Pendant les heures de négociation en Europe, les responsables de la BCE François Villeroy de Galhau et Madis Muller ont parlé de l’inflation (hausse générale des prix) et de l’incertitude géopolitique (risques liés aux tensions entre pays). Villeroy de Galhau a dit que la BCE restera attentive, qu’il existe de l’incertitude et qu’elle peut agir si nécessaire. Muller a déclaré que la situation actuelle n’est pas sans précédent (elle a déjà été vue) et que l’inflation sera probablement un peu plus élevée. Ces déclarations ont suivi la fin de la période de silence de la BCE (période où les responsables évitent de commenter la politique monétaire avant une décision).

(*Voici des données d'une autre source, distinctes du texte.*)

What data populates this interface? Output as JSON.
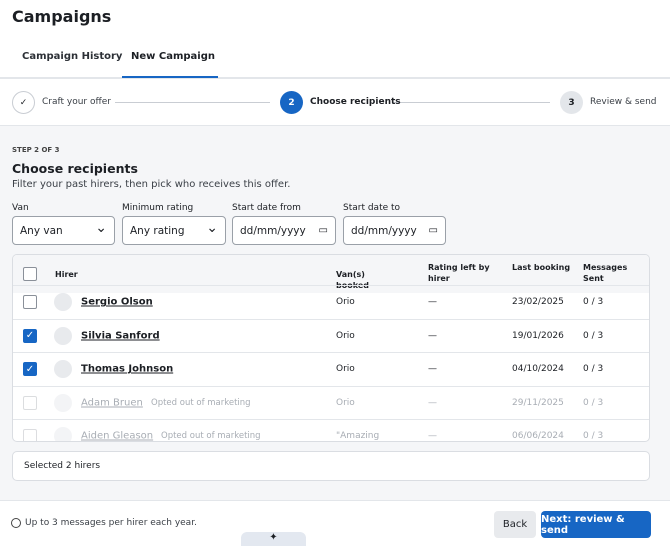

Réaction de l’euro et signaux de politique monétaire

L’euro s’est d’abord renforcé après les propos de plusieurs responsables de la BCE. Au moment de la rédaction, l’EUR/USD (taux de change euro/dollar) baissait de 0,14% près de 1,1572, après un rebond depuis un plus bas de la séance à 1,1552. La Banque centrale européenne (BCE), basée à Francfort, fixe les taux d’intérêt (coût de l’emprunt) et conduit la politique monétaire (mesures qui influencent l’argent et le crédit) pour la zone euro. Son objectif principal est la stabilité des prix, avec une inflation autour de 2%, et elle se réunit huit fois par an. L’assouplissement quantitatif (achat massif d’actifs) signifie que la BCE crée des euros pour acheter des actifs comme des obligations d’État ou d’entreprises (titres de dette). Cela affaiblit souvent l’euro. Le resserrement quantitatif (réduction de ces achats) fait l’inverse en arrêtant les achats d’obligations et en réduisant les réinvestissements (ne pas racheter quand les titres arrivent à échéance), ce qui soutient souvent l’euro.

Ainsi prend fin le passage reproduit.